A propos

Mise en ligne: 7 septembre 2015

Si les candidats actuels au départ comme coopérants ONG se définissent par rapport à la filière humanitaire et à l’interculturel, il reste que le Sud est vu comme un lieu pour se réaliser, par Isabelle Pluvinage

Gregor Stangherlin est assistant à l’Université de Liège dans le service du professeur Marc Poncelet, dont le champ de recherche couvre l’étude des changements sociaux et de la coopération Nord-Sud. Il étudie l’évolution des formes de rapport entre le Nord et le Sud, tant dans les ONG que chez des personnes : employés du secteur, bénévoles, donateurs…

Peut-on dire que l’envoi de coopérants est resté en retrait des évolutions du secteur ? C’est seulement vrai en partie et cela peut aussi s’expliquer. Une part croissante et différenciée des envois de personnes ( personnel de Médecins sans frontières, missions courtes ) s’est petit à petit faite en dehors du statut de coopérant ONG. Le cadre relativement rigide de l’envoi de coopérants ONG satisfaisait les utilisateurs qui disposaient par ailleurs d’un autre cadre légal ( celui du cofinancement ) où les nouveaux besoins ont pu progressivement être rencontrés. Par ailleurs, il faut bien constater que le Nord n’a pas de plus-value professionnelle à offrir au Sud en matière d’animation sociale. On peut aussi observer une évolution des motivations du public intéressé par l’envoi : de politiques et de réalisation professionnelle dans les années quatre-vingt, les candidats actuels au départ se définissent par rapport à la filière humanitaire et à l’interculturel. Il reste que le Sud est vu comme un lieu pour se réaliser.

Reconnaissez-vous les évolutions relevées dans le profil des personnes (durée, sexe, statut avant le départ) ? La durée des agréments ou périodes subsidiées n’est pas liée de façon univoque à la durée des missions, ni à la durée totale de l’expatriation. Il y a une tendance générale à l’augmentation de la durée des missions ( stabilisation des missions moyennes de trois à quatre ans ? ), des facteurs comme l’introduction des missions courtes finançables via l’envoi pourraient changer les données moyennes. L’allongement des missions s’explique aussi par l’augmentation sensible de l’âge moyen, des personnes professionnellement plus stables et plus exigeantes et la disparition de facteurs comme le service militaire qui attirait les jeunes hommes. Le nombre de femmes augmenterait selon la perception des membres. D’autre part la présence ancienne des femmes dans le volontariat s’expliquait aussi par la possibilité plus aisée ainsi offerte d’un engagement missionnaire chrétien. Ce profil tend, lui, à disparaître, mais l’intérêt des femmes pour la coopération est toujours plus important, eu égard l’inscription au cycle d’orientation. La présence des femmes est fortement influencée par le secteur d’intervention et les conditions de stabilité régnant dans le pays d’accueil.

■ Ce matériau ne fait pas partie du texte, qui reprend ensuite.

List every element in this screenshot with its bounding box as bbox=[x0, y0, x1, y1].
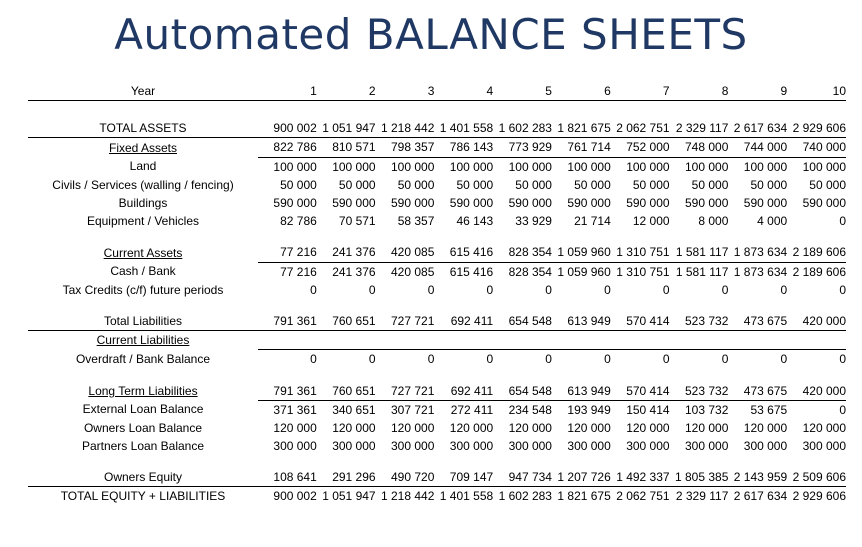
total-equity-liabilities-value: 1 051 947 bbox=[317, 487, 376, 506]
owners-loan-value: 120 000 bbox=[508, 420, 552, 435]
external-loan-value: 150 414 bbox=[626, 402, 670, 417]
current-assets-label bbox=[28, 243, 258, 262]
fixed-assets-value: 752 000 bbox=[611, 138, 670, 157]
overdraft-value: 0 bbox=[545, 352, 552, 367]
buildings-value: 590 000 bbox=[626, 196, 670, 211]
fixed-assets-value: 822 786 bbox=[258, 138, 317, 157]
total-liabilities-value: 760 651 bbox=[317, 312, 376, 331]
long-term-liabilities-value: 420 000 bbox=[787, 381, 846, 400]
civils-value: 50 000 bbox=[515, 177, 552, 192]
current-assets-value: 1 310 751 bbox=[611, 243, 670, 262]
tax-credits-value: 0 bbox=[662, 282, 670, 297]
cash-bank-label bbox=[28, 262, 258, 281]
tax-credits-value: 0 bbox=[839, 282, 846, 297]
total-equity-liabilities-value: 1 218 442 bbox=[376, 487, 435, 506]
current-liabilities-value bbox=[552, 331, 611, 350]
total-assets-value: 1 218 442 bbox=[376, 119, 435, 138]
land-value: 100 000 bbox=[567, 159, 611, 174]
cash-bank-value: 1 873 634 bbox=[733, 264, 788, 279]
page-title: Automated BALANCE SHEETS bbox=[114, 10, 748, 59]
tax-credits-value: 0 bbox=[545, 282, 552, 297]
civils-value: 50 000 bbox=[338, 177, 376, 192]
current-assets-value: 77 216 bbox=[258, 243, 317, 262]
overdraft-value: 0 bbox=[721, 352, 729, 367]
year-number: 5 bbox=[493, 82, 552, 101]
civils-value: 50 000 bbox=[574, 177, 611, 192]
partners-loan-value: 300 000 bbox=[567, 439, 611, 454]
row-partners-loan bbox=[28, 437, 846, 455]
current-liabilities-value bbox=[728, 331, 787, 350]
year-number: 6 bbox=[552, 82, 611, 101]
row-label-text: Land bbox=[129, 159, 157, 174]
land-value: 100 000 bbox=[449, 159, 494, 174]
total-assets-value: 2 929 606 bbox=[787, 119, 846, 138]
year-number: 2 bbox=[317, 82, 376, 101]
cash-bank-value: 615 416 bbox=[449, 264, 494, 279]
row-total-liabilities bbox=[28, 312, 846, 331]
civils-value: 50 000 bbox=[809, 177, 846, 192]
cash-bank-value: 241 376 bbox=[332, 264, 376, 279]
partners-loan-value: 300 000 bbox=[684, 439, 729, 454]
total-equity-liabilities-value: 2 929 606 bbox=[787, 487, 846, 506]
row-external-loan bbox=[28, 400, 846, 419]
current-assets-value: 1 873 634 bbox=[728, 243, 787, 262]
row-label-text: Equipment / Vehicles bbox=[86, 214, 200, 229]
long-term-liabilities-value: 727 721 bbox=[376, 381, 435, 400]
cash-bank-value: 828 354 bbox=[508, 264, 552, 279]
partners-loan-value: 300 000 bbox=[273, 439, 317, 454]
row-label-text: Current Assets bbox=[103, 245, 183, 260]
total-equity-liabilities-value: 2 617 634 bbox=[728, 487, 787, 506]
row-current-liabilities bbox=[28, 331, 846, 350]
owners-equity-value: 1 207 726 bbox=[557, 470, 611, 485]
cash-bank-value: 2 189 606 bbox=[792, 264, 846, 279]
equipment-value: 0 bbox=[839, 214, 846, 229]
external-loan-value: 307 721 bbox=[391, 402, 435, 417]
row-overdraft bbox=[28, 350, 846, 369]
total-equity-liabilities-value: 2 062 751 bbox=[611, 487, 670, 506]
current-liabilities-value bbox=[493, 331, 552, 350]
row-label-text: Buildings bbox=[118, 196, 168, 211]
fixed-assets-value: 773 929 bbox=[493, 138, 552, 157]
long-term-liabilities-value: 523 732 bbox=[670, 381, 729, 400]
current-liabilities-value bbox=[258, 331, 317, 350]
partners-loan-value: 300 000 bbox=[391, 439, 435, 454]
equipment-value: 33 929 bbox=[515, 214, 552, 229]
year-number: 4 bbox=[434, 82, 493, 101]
buildings-value: 590 000 bbox=[743, 196, 788, 211]
cash-bank-value: 77 216 bbox=[280, 264, 317, 279]
equipment-value: 82 786 bbox=[280, 214, 317, 229]
total-assets-label bbox=[28, 119, 258, 138]
current-liabilities-value bbox=[376, 331, 435, 350]
long-term-liabilities-value: 654 548 bbox=[493, 381, 552, 400]
equipment-value: 8 000 bbox=[698, 214, 729, 229]
spacer-row bbox=[28, 101, 846, 120]
owners-loan-value: 120 000 bbox=[626, 420, 670, 435]
total-equity-liabilities-value: 900 002 bbox=[258, 487, 317, 506]
equipment-value: 4 000 bbox=[757, 214, 788, 229]
fixed-assets-value: 740 000 bbox=[787, 138, 846, 157]
total-equity-liabilities-value: 1 401 558 bbox=[434, 487, 493, 506]
row-label-text: Cash / Bank bbox=[110, 264, 176, 279]
buildings-value: 590 000 bbox=[802, 196, 846, 211]
total-liabilities-value: 654 548 bbox=[493, 312, 552, 331]
row-current-assets bbox=[28, 243, 846, 262]
civils-value: 50 000 bbox=[632, 177, 670, 192]
cash-bank-value: 420 085 bbox=[391, 264, 435, 279]
owners-equity-value: 108 641 bbox=[273, 470, 317, 485]
total-liabilities-value: 420 000 bbox=[787, 312, 846, 331]
balance-sheet-table bbox=[28, 82, 846, 506]
total-assets-value: 2 329 117 bbox=[670, 119, 729, 138]
year-number: 10 bbox=[787, 82, 846, 101]
row-label-text: Civils / Services (walling / fencing) bbox=[52, 177, 234, 192]
civils-value: 50 000 bbox=[691, 177, 729, 192]
civils-value: 50 000 bbox=[280, 177, 317, 192]
owners-loan-value: 120 000 bbox=[802, 420, 846, 435]
external-loan-value: 340 651 bbox=[332, 402, 376, 417]
current-liabilities-value bbox=[317, 331, 376, 350]
equipment-value: 70 571 bbox=[338, 214, 376, 229]
external-loan-value: 234 548 bbox=[508, 402, 552, 417]
equipment-label bbox=[28, 212, 258, 230]
fixed-assets-value: 786 143 bbox=[434, 138, 493, 157]
long-term-liabilities-value: 473 675 bbox=[728, 381, 787, 400]
current-assets-value: 1 581 117 bbox=[670, 243, 729, 262]
external-loan-value: 272 411 bbox=[450, 402, 494, 417]
row-label-text: Owners Equity bbox=[103, 470, 183, 485]
land-value: 100 000 bbox=[626, 159, 670, 174]
total-equity-liabilities-label bbox=[28, 487, 258, 506]
partners-loan-value: 300 000 bbox=[332, 439, 376, 454]
external-loan-value: 193 949 bbox=[567, 402, 611, 417]
total-assets-value: 1 051 947 bbox=[317, 119, 376, 138]
row-land bbox=[28, 157, 846, 176]
land-value: 100 000 bbox=[684, 159, 729, 174]
partners-loan-label bbox=[28, 437, 258, 455]
external-loan-value: 371 361 bbox=[273, 402, 317, 417]
long-term-liabilities-value: 613 949 bbox=[552, 381, 611, 400]
civils-label bbox=[28, 176, 258, 194]
row-fixed-assets bbox=[28, 138, 846, 157]
row-civils bbox=[28, 176, 846, 194]
row-label-text: Total Liabilities bbox=[103, 313, 183, 328]
external-loan-label bbox=[28, 400, 258, 419]
current-liabilities-value bbox=[670, 331, 729, 350]
owners-equity-value: 709 147 bbox=[449, 470, 494, 485]
tax-credits-value: 0 bbox=[486, 282, 494, 297]
overdraft-value: 0 bbox=[839, 352, 846, 367]
row-label-text: TOTAL EQUITY + LIABILITIES bbox=[60, 489, 226, 504]
owners-equity-value: 490 720 bbox=[391, 470, 435, 485]
buildings-value: 590 000 bbox=[684, 196, 729, 211]
year-number: 3 bbox=[376, 82, 435, 101]
fixed-assets-value: 744 000 bbox=[728, 138, 787, 157]
row-cash-bank bbox=[28, 262, 846, 281]
partners-loan-value: 300 000 bbox=[449, 439, 494, 454]
owners-equity-value: 947 734 bbox=[508, 470, 552, 485]
tax-credits-value: 0 bbox=[368, 282, 376, 297]
row-label-text: Current Liabilities bbox=[96, 333, 190, 348]
year-header-row bbox=[28, 82, 846, 101]
overdraft-value: 0 bbox=[427, 352, 435, 367]
fixed-assets-label bbox=[28, 138, 258, 157]
equipment-value: 46 143 bbox=[456, 214, 494, 229]
total-assets-value: 1 602 283 bbox=[493, 119, 552, 138]
tax-credits-value: 0 bbox=[721, 282, 729, 297]
current-liabilities-value bbox=[787, 331, 846, 350]
fixed-assets-value: 748 000 bbox=[670, 138, 729, 157]
total-assets-value: 1 401 558 bbox=[434, 119, 493, 138]
row-label-text: Owners Loan Balance bbox=[83, 420, 203, 435]
equipment-value: 58 357 bbox=[397, 214, 435, 229]
total-equity-liabilities-value: 2 329 117 bbox=[670, 487, 729, 506]
overdraft-value: 0 bbox=[662, 352, 670, 367]
total-assets-value: 2 617 634 bbox=[728, 119, 787, 138]
owners-equity-value: 2 143 959 bbox=[733, 470, 788, 485]
owners-loan-value: 120 000 bbox=[273, 420, 317, 435]
overdraft-value: 0 bbox=[780, 352, 788, 367]
year-header-label: Year bbox=[28, 82, 258, 101]
partners-loan-value: 300 000 bbox=[743, 439, 788, 454]
row-label-text: Tax Credits (c/f) future periods bbox=[62, 282, 224, 297]
owners-loan-value: 120 000 bbox=[449, 420, 494, 435]
total-liabilities-value: 727 721 bbox=[376, 312, 435, 331]
buildings-label bbox=[28, 194, 258, 212]
row-label-text: External Loan Balance bbox=[82, 402, 204, 417]
land-label bbox=[28, 157, 258, 176]
current-assets-value: 1 059 960 bbox=[552, 243, 611, 262]
spacer-row bbox=[28, 299, 846, 312]
row-label-text: Overdraft / Bank Balance bbox=[75, 352, 211, 367]
buildings-value: 590 000 bbox=[508, 196, 552, 211]
owners-equity-value: 2 509 606 bbox=[792, 470, 846, 485]
owners-loan-value: 120 000 bbox=[332, 420, 376, 435]
fixed-assets-value: 761 714 bbox=[552, 138, 611, 157]
owners-equity-label bbox=[28, 468, 258, 487]
spacer-row bbox=[28, 230, 846, 243]
year-number: 8 bbox=[670, 82, 729, 101]
cash-bank-value: 1 059 960 bbox=[557, 264, 611, 279]
row-equipment bbox=[28, 212, 846, 230]
long-term-liabilities-value: 692 411 bbox=[434, 381, 493, 400]
external-loan-value: 103 732 bbox=[684, 402, 729, 417]
owners-loan-value: 120 000 bbox=[391, 420, 435, 435]
row-total-assets bbox=[28, 119, 846, 138]
owners-loan-value: 120 000 bbox=[567, 420, 611, 435]
current-assets-value: 241 376 bbox=[317, 243, 376, 262]
partners-loan-value: 300 000 bbox=[508, 439, 552, 454]
land-value: 100 000 bbox=[391, 159, 435, 174]
long-term-liabilities-value: 791 361 bbox=[258, 381, 317, 400]
overdraft-label bbox=[28, 350, 258, 369]
land-value: 100 000 bbox=[273, 159, 317, 174]
cash-bank-value: 1 581 117 bbox=[675, 264, 729, 279]
civils-value: 50 000 bbox=[750, 177, 788, 192]
total-assets-value: 900 002 bbox=[258, 119, 317, 138]
row-long-term-liabilities bbox=[28, 381, 846, 400]
civils-value: 50 000 bbox=[456, 177, 494, 192]
owners-loan-value: 120 000 bbox=[743, 420, 788, 435]
row-owners-loan bbox=[28, 419, 846, 437]
row-label-text: Long Term Liabilities bbox=[88, 383, 198, 398]
total-liabilities-value: 692 411 bbox=[434, 312, 493, 331]
row-label-text: TOTAL ASSETS bbox=[99, 121, 187, 136]
buildings-value: 590 000 bbox=[332, 196, 376, 211]
owners-loan-value: 120 000 bbox=[684, 420, 729, 435]
equipment-value: 12 000 bbox=[632, 214, 670, 229]
current-assets-value: 2 189 606 bbox=[787, 243, 846, 262]
buildings-value: 590 000 bbox=[391, 196, 435, 211]
fixed-assets-value: 810 571 bbox=[317, 138, 376, 157]
total-equity-liabilities-value: 1 821 675 bbox=[552, 487, 611, 506]
row-buildings bbox=[28, 194, 846, 212]
owners-equity-value: 291 296 bbox=[332, 470, 376, 485]
external-loan-value: 0 bbox=[839, 402, 846, 417]
overdraft-value: 0 bbox=[310, 352, 317, 367]
total-liabilities-value: 473 675 bbox=[728, 312, 787, 331]
current-assets-value: 615 416 bbox=[434, 243, 493, 262]
buildings-value: 590 000 bbox=[567, 196, 611, 211]
tax-credits-value: 0 bbox=[427, 282, 435, 297]
total-liabilities-value: 613 949 bbox=[552, 312, 611, 331]
owners-loan-label bbox=[28, 419, 258, 437]
civils-value: 50 000 bbox=[397, 177, 435, 192]
tax-credits-value: 0 bbox=[604, 282, 611, 297]
tax-credits-value: 0 bbox=[310, 282, 317, 297]
year-number: 1 bbox=[258, 82, 317, 101]
tax-credits-label bbox=[28, 281, 258, 299]
total-liabilities-value: 570 414 bbox=[611, 312, 670, 331]
row-total-equity-liabilities bbox=[28, 487, 846, 506]
current-assets-value: 420 085 bbox=[376, 243, 435, 262]
buildings-value: 590 000 bbox=[273, 196, 317, 211]
current-liabilities-label bbox=[28, 331, 258, 350]
overdraft-value: 0 bbox=[368, 352, 376, 367]
total-assets-value: 1 821 675 bbox=[552, 119, 611, 138]
row-label-text: Partners Loan Balance bbox=[81, 439, 205, 454]
long-term-liabilities-value: 570 414 bbox=[611, 381, 670, 400]
total-equity-liabilities-value: 1 602 283 bbox=[493, 487, 552, 506]
long-term-liabilities-value: 760 651 bbox=[317, 381, 376, 400]
row-label-text: Fixed Assets bbox=[108, 140, 178, 155]
row-owners-equity bbox=[28, 468, 846, 487]
year-number: 7 bbox=[611, 82, 670, 101]
tax-credits-value: 0 bbox=[780, 282, 788, 297]
row-tax-credits bbox=[28, 281, 846, 299]
cash-bank-value: 1 310 751 bbox=[616, 264, 670, 279]
fixed-assets-value: 798 357 bbox=[376, 138, 435, 157]
total-liabilities-value: 523 732 bbox=[670, 312, 729, 331]
current-assets-value: 828 354 bbox=[493, 243, 552, 262]
overdraft-value: 0 bbox=[604, 352, 611, 367]
current-liabilities-value bbox=[434, 331, 493, 350]
partners-loan-value: 300 000 bbox=[802, 439, 846, 454]
overdraft-value: 0 bbox=[486, 352, 494, 367]
land-value: 100 000 bbox=[332, 159, 376, 174]
year-number: 9 bbox=[728, 82, 787, 101]
total-assets-value: 2 062 751 bbox=[611, 119, 670, 138]
current-liabilities-value bbox=[611, 331, 670, 350]
total-liabilities-label bbox=[28, 312, 258, 331]
total-liabilities-value: 791 361 bbox=[258, 312, 317, 331]
owners-equity-value: 1 805 385 bbox=[674, 470, 729, 485]
land-value: 100 000 bbox=[802, 159, 846, 174]
buildings-value: 590 000 bbox=[449, 196, 494, 211]
long-term-liabilities-label bbox=[28, 381, 258, 400]
external-loan-value: 53 675 bbox=[750, 402, 788, 417]
equipment-value: 21 714 bbox=[574, 214, 611, 229]
owners-equity-value: 1 492 337 bbox=[616, 470, 670, 485]
partners-loan-value: 300 000 bbox=[626, 439, 670, 454]
spacer-row bbox=[28, 455, 846, 468]
land-value: 100 000 bbox=[508, 159, 552, 174]
spacer-row bbox=[28, 368, 846, 381]
land-value: 100 000 bbox=[743, 159, 788, 174]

Les ONG peuvent-elles qualifier et quantifier l’impact de leurs coopérants en éducation au développement et en Belgique ? En majorité l’exercice s’avérerait périlleux et plus qualitatif que quantitatif : il met en évidence que si un impact indéniable existe et pourrait se mesurer (Volens croit toucher dix mille personnes, Médecins sans frontières pense toucher beaucoup de monde), il est encore rarement le fait d’une politique de l’ONG, sauf dans le cas de coopérants appelés à témoigner dans des groupes d’adultes ou les écoles. Il faut relever que la dynamique est très différente au Nord et au Sud du pays. Il y a aussi des différences qui restent à étudier : les couples mariés rentrent, les coopérants ONG qui vivent en Amérique latine ne rentrent en général pas ou le font beaucoup moins.

L’engagement des jeunes doit-il se développer à part ? L’engagement de jeunes reste et restera limité, semble-t-il. Il faut se référer à la mission des ONG (un monde plus équitable) et voir la place des jeunes dans ce processus. Les intégrer dans l’éducation au développement n’est-il pas plus porteur ? Les autres formes d’envoi devraient répondre plus spécifiquement à ce besoin des jeunes de s’investir dans la coopération. Il y a une demande pour que la Fédération des ONG investigue des pistes alternatives (notamment au CGRI). Cela dit, ce qui intéresse les ONG, c’est la compétence ; si un candidat jeune en dispose, pas de problème. Attention aussi à ne pas confondre « jeune » et « première mission ». Certains membres apprécient la flexibilité des jeunes.